Riccione. Turista caricata e ferita da capriolo al parco

Turista caricata da un capriolo, viene ferita mentre passeggia in un parco. «Cinque punti di sutura, l’antitetanica e una settimana di antibiotico: la mia vacanza nella Perla finisce 10 giorni prima del previsto», commenta così la sua disavventura la villeggiante modenese di una cinquantina d’anni che frequenta la città da un quarto di secolo, innamorata della Riviera al punto da acquistare qui la seconda casa dove trascorre tre mesi l’anno.

La vicenda

L’episodio si è verificato ieri mattina verso le 6.30 nel parco adiacente il cimitero vecchio. «È la mia passeggiata quotidiana con quattro amiche e cani al seguito. Mai avuto problemi: è una zona frequentata quanto un’autostrada», commenta. Tutto come al solito anche ieri, tra risate e confidenze, finché sulla destra del gruppetto si materializza un capriolo. «Non l’abbiamo sentito arrivare ma ci ha conquistate subito con i suoi occhioni languidi – racconta – fermo restando che nessuna si è azzardata ad avvicinarlo, né tantomeno a toccarlo», mette in chiaro, ribadendo che frequentano la montagna sin da piccole e ne conoscono le regole. Limitandosi dunque a qualche scatto col cellulare riprendono la camminata seguite dall’animale «in apparenza tranquillo» e decidono di allertare la Polizia locale, preoccupate per la sua incolumità, data la vicinanza dell’area alla Statale. È a quel punto che qualcosa va storto: i cani entrano in tensione e abbaiano a più riprese contro la bestiola che, innervosita, gira intorno e carica a testa bassa, puntando le donne in cima al gruppo. Prese dal panico tutte strillano, dandosi alla fuga, lasciando scoperta l’ultima della fila.

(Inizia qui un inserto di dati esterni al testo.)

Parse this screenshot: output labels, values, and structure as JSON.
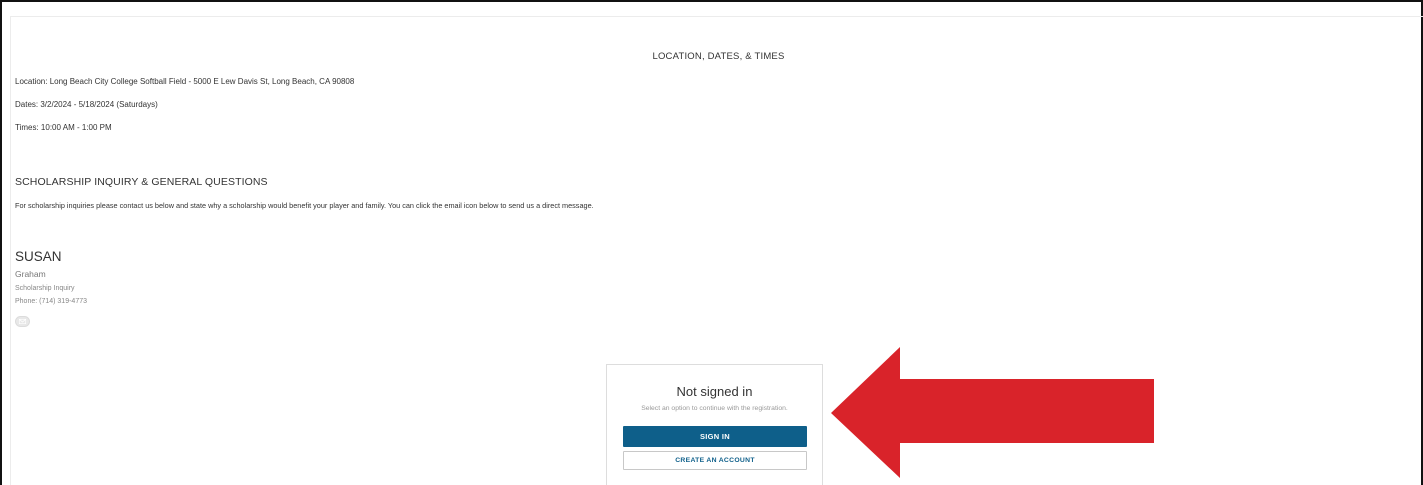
{
  "location_section": {
    "title": "LOCATION, DATES, & TIMES",
    "location": "Location: Long Beach City College Softball Field - 5000 E Lew Davis St, Long Beach, CA 90808",
    "dates": "Dates: 3/2/2024 - 5/18/2024 (Saturdays)",
    "times": "Times: 10:00 AM - 1:00 PM"
  },
  "scholarship_section": {
    "title": "SCHOLARSHIP INQUIRY & GENERAL QUESTIONS",
    "text": "For scholarship inquiries please contact us below and state why a scholarship would benefit your player and family. You can click the email icon below to send us a direct message."
  },
  "contact": {
    "first_name": "SUSAN",
    "last_name": "Graham",
    "role": "Scholarship Inquiry",
    "phone": "Phone: (714) 319-4773",
    "email_icon": "envelope-icon"
  },
  "signin_card": {
    "heading": "Not signed in",
    "subtext": "Select an option to continue with the registration.",
    "signin_label": "SIGN IN",
    "create_account_label": "CREATE AN ACCOUNT"
  },
  "colors": {
    "accent": "#0e5f8a",
    "arrow": "#d9232a"
  }
}
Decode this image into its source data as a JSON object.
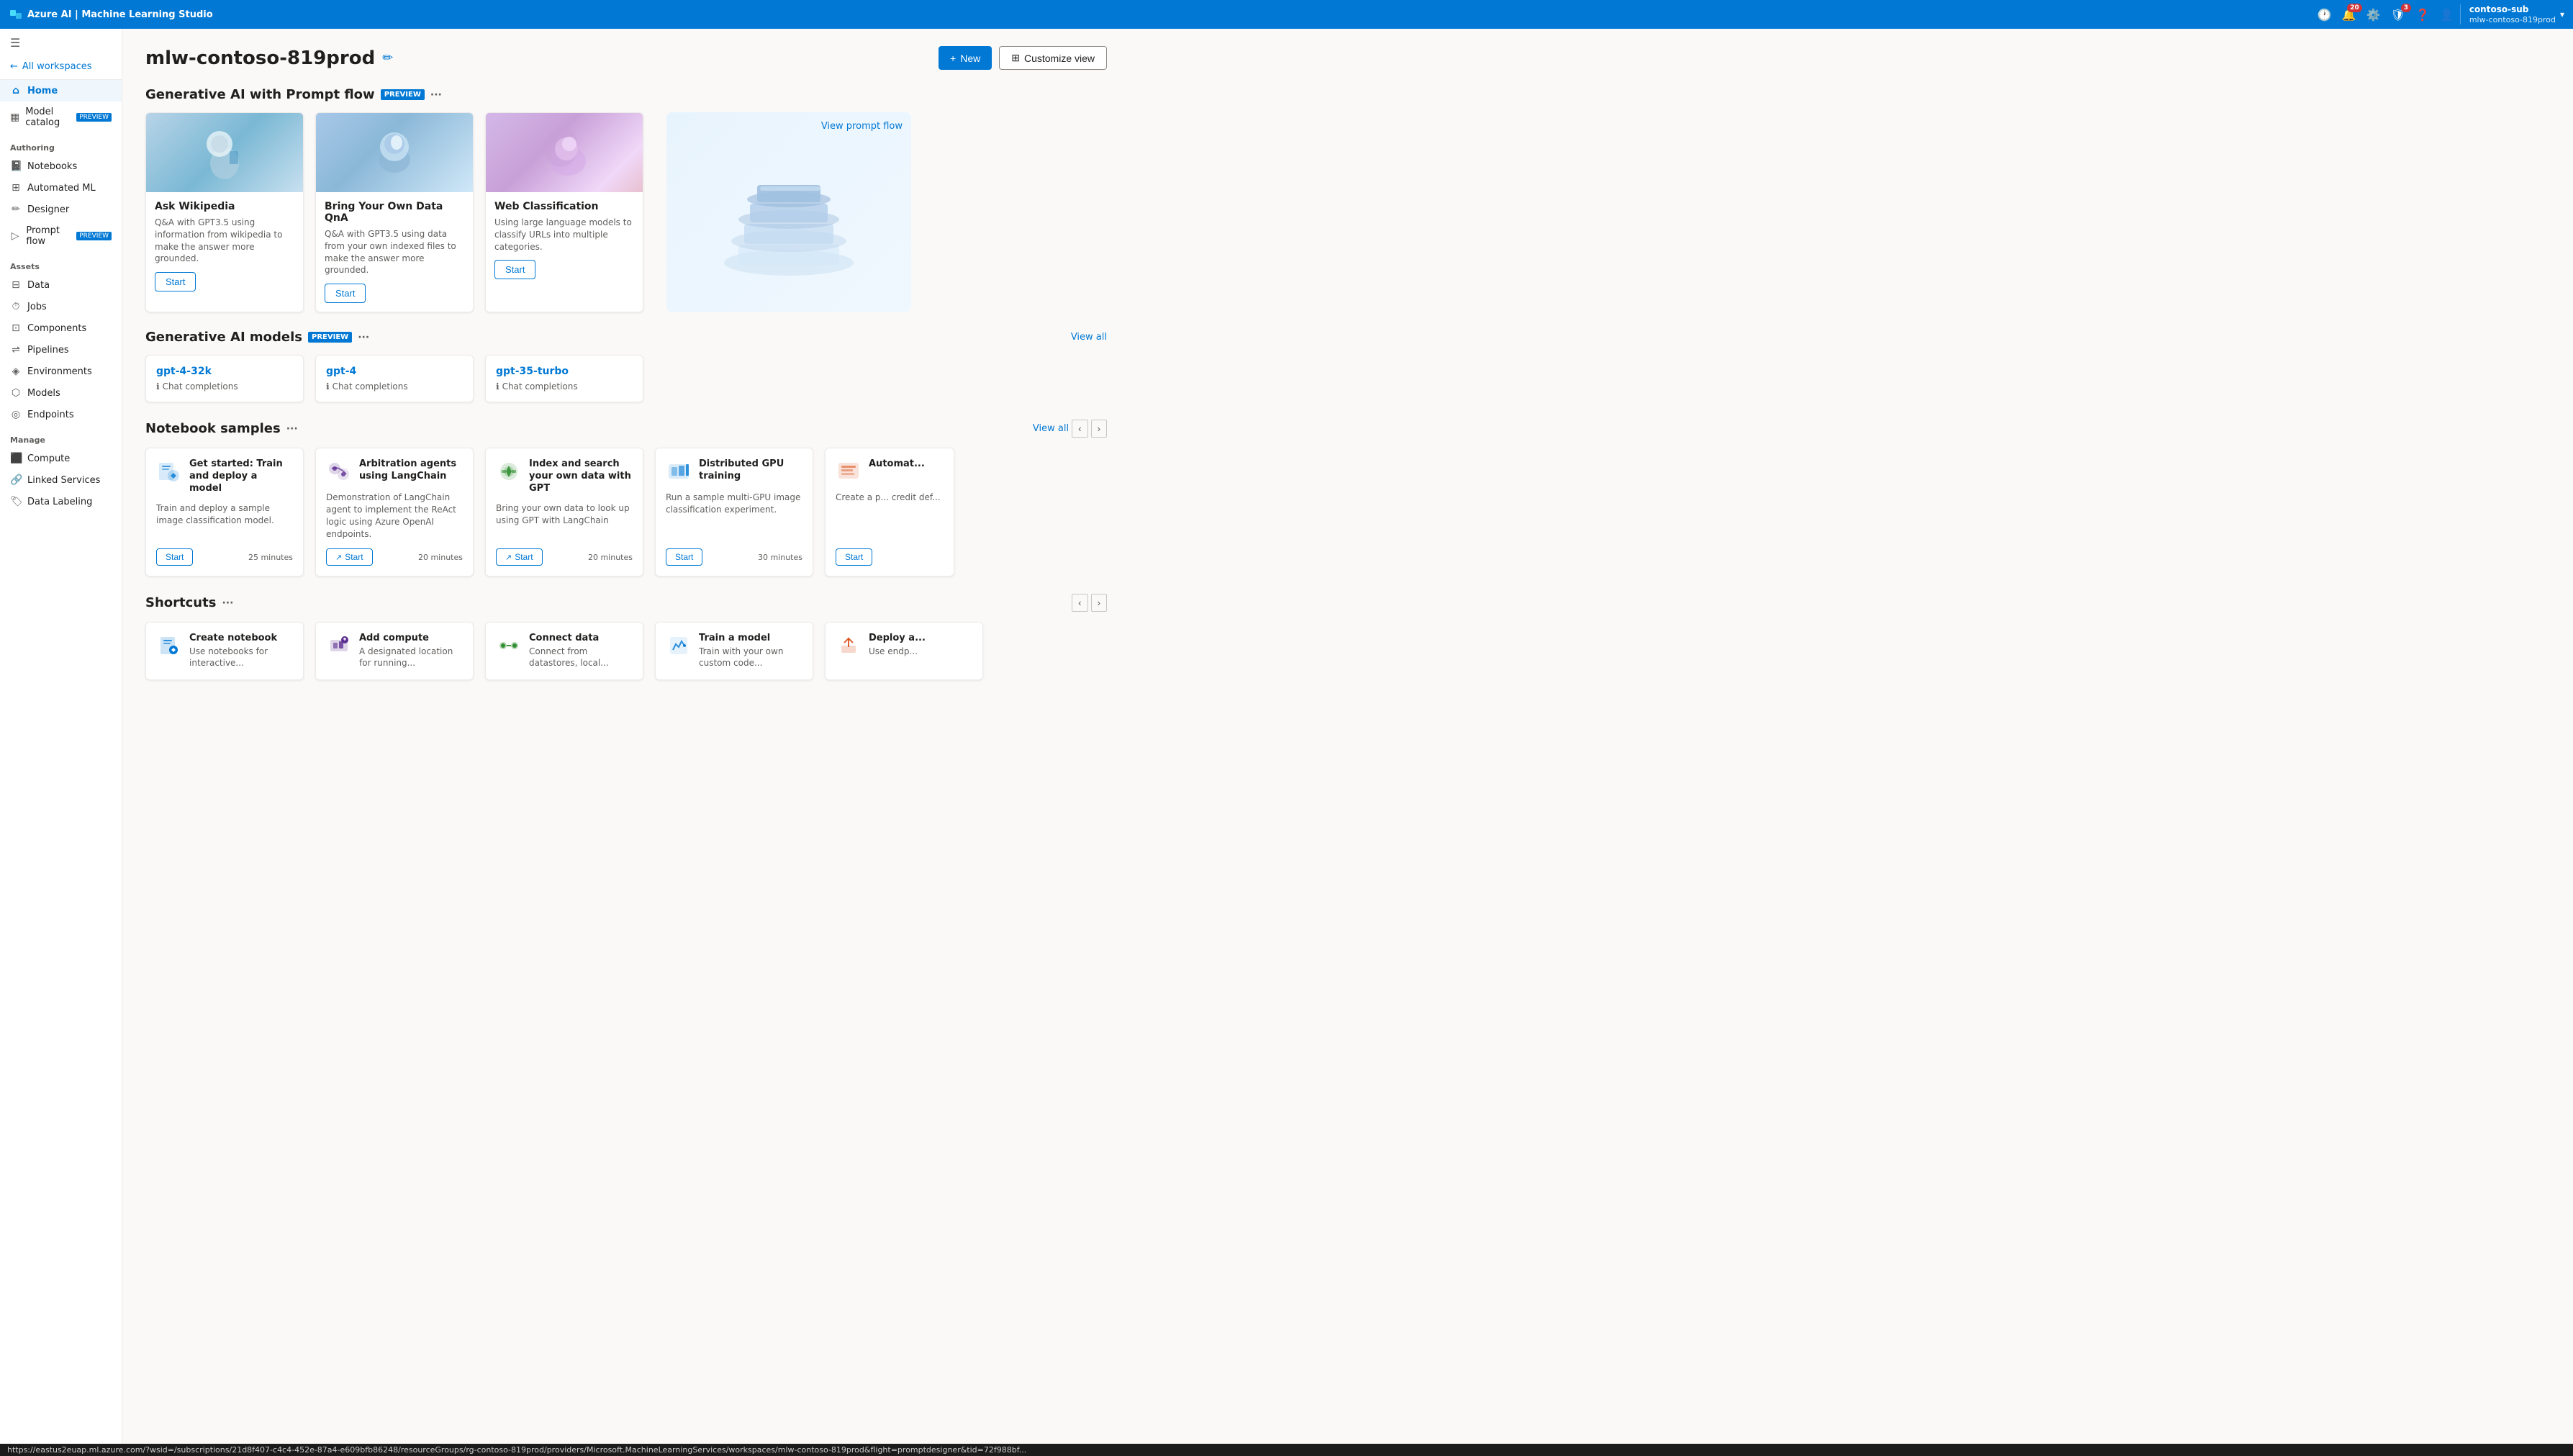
{
  "topbar": {
    "app_name": "Azure AI | Machine Learning Studio",
    "user_account": "contoso-sub",
    "user_workspace": "mlw-contoso-819prod",
    "notification_count": "20",
    "alert_count": "3"
  },
  "sidebar": {
    "back_label": "All workspaces",
    "home_label": "Home",
    "model_catalog_label": "Model catalog",
    "model_catalog_preview": "PREVIEW",
    "authoring_label": "Authoring",
    "notebooks_label": "Notebooks",
    "automated_ml_label": "Automated ML",
    "designer_label": "Designer",
    "prompt_flow_label": "Prompt flow",
    "prompt_flow_preview": "PREVIEW",
    "assets_label": "Assets",
    "data_label": "Data",
    "jobs_label": "Jobs",
    "components_label": "Components",
    "pipelines_label": "Pipelines",
    "environments_label": "Environments",
    "models_label": "Models",
    "endpoints_label": "Endpoints",
    "manage_label": "Manage",
    "compute_label": "Compute",
    "linked_services_label": "Linked Services",
    "data_labeling_label": "Data Labeling"
  },
  "page": {
    "title": "mlw-contoso-819prod",
    "new_button": "New",
    "customize_button": "Customize view"
  },
  "generative_ai_section": {
    "title": "Generative AI with Prompt flow",
    "preview_badge": "PREVIEW",
    "view_prompt_flow": "View prompt flow",
    "cards": [
      {
        "title": "Ask Wikipedia",
        "description": "Q&A with GPT3.5 using information from wikipedia to make the answer more grounded.",
        "start_label": "Start",
        "img_class": "img-wiki"
      },
      {
        "title": "Bring Your Own Data QnA",
        "description": "Q&A with GPT3.5 using data from your own indexed files to make the answer more grounded.",
        "start_label": "Start",
        "img_class": "img-byod"
      },
      {
        "title": "Web Classification",
        "description": "Using large language models to classify URLs into multiple categories.",
        "start_label": "Start",
        "img_class": "img-webclass"
      }
    ]
  },
  "ai_models_section": {
    "title": "Generative AI models",
    "preview_badge": "PREVIEW",
    "view_all_label": "View all",
    "models": [
      {
        "name": "gpt-4-32k",
        "type": "Chat completions"
      },
      {
        "name": "gpt-4",
        "type": "Chat completions"
      },
      {
        "name": "gpt-35-turbo",
        "type": "Chat completions"
      }
    ]
  },
  "notebook_samples_section": {
    "title": "Notebook samples",
    "view_all_label": "View all",
    "notebooks": [
      {
        "title": "Get started: Train and deploy a model",
        "description": "Train and deploy a sample image classification model.",
        "duration": "25 minutes",
        "start_label": "Start"
      },
      {
        "title": "Arbitration agents using LangChain",
        "description": "Demonstration of LangChain agent to implement the ReAct logic using Azure OpenAI endpoints.",
        "duration": "20 minutes",
        "start_label": "Start"
      },
      {
        "title": "Index and search your own data with GPT",
        "description": "Bring your own data to look up using GPT with LangChain",
        "duration": "20 minutes",
        "start_label": "Start"
      },
      {
        "title": "Distributed GPU training",
        "description": "Run a sample multi-GPU image classification experiment.",
        "duration": "30 minutes",
        "start_label": "Start"
      },
      {
        "title": "Automat...",
        "description": "Create a p... credit def...",
        "duration": "",
        "start_label": "Start"
      }
    ]
  },
  "shortcuts_section": {
    "title": "Shortcuts",
    "shortcuts": [
      {
        "title": "Create notebook",
        "description": "Use notebooks for interactive..."
      },
      {
        "title": "Add compute",
        "description": "A designated location for running..."
      },
      {
        "title": "Connect data",
        "description": "Connect from datastores, local..."
      },
      {
        "title": "Train a model",
        "description": "Train with your own custom code..."
      },
      {
        "title": "Deploy a...",
        "description": "Use endp..."
      }
    ]
  },
  "status_bar": {
    "url": "https://eastus2euap.ml.azure.com/?wsid=/subscriptions/21d8f407-c4c4-452e-87a4-e609bfb86248/resourceGroups/rg-contoso-819prod/providers/Microsoft.MachineLearningServices/workspaces/mlw-contoso-819prod&flight=promptdesigner&tid=72f988bf..."
  }
}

«A nulla è valso protendere avanti il braccio, piazzandomi davanti alla mia Jack Russell», racconta la donna. È un attimo. Il capriolo carica di nuovo e s’avventa contro di lei, mentre una delle corna affonda nella mano destra, poco sotto le nocche.

«Ho avuto la prontezza di afferrare la cagnolina e scappare, seppur sanguinante e dolorante. Quando ho trovato il coraggio di voltarmi, lui era là che ci guardava, difendendo il suo territorio». Medicata e “ricucita” al Pronto soccorso, chiede che non venga fatto nulla di male all’esemplare. «Consentiamogli una vita in compagnia dei suoi simili», è l’accorato appello che lancia.

Il consiglio degli esperti

Intanto dal Centro recupero animali selvatici di Rimini invitano a evitare “l’effetto Bambi”. Tradotto in soldoni significa: «Lasciatelo tranquillo. Non è un cucciolo, e non è un animale in difficoltà ma un maschio adulto, indipendente e territoriale. Persino recuperarlo – fanno presente – sarebbe un’operazione complicata». Tanto più che «al netto delle cause, in molte zone antropizzate risulta una sempre maggiore concentrazione di ungulati, specie in determinati periodo dell’anno», concludono tout court.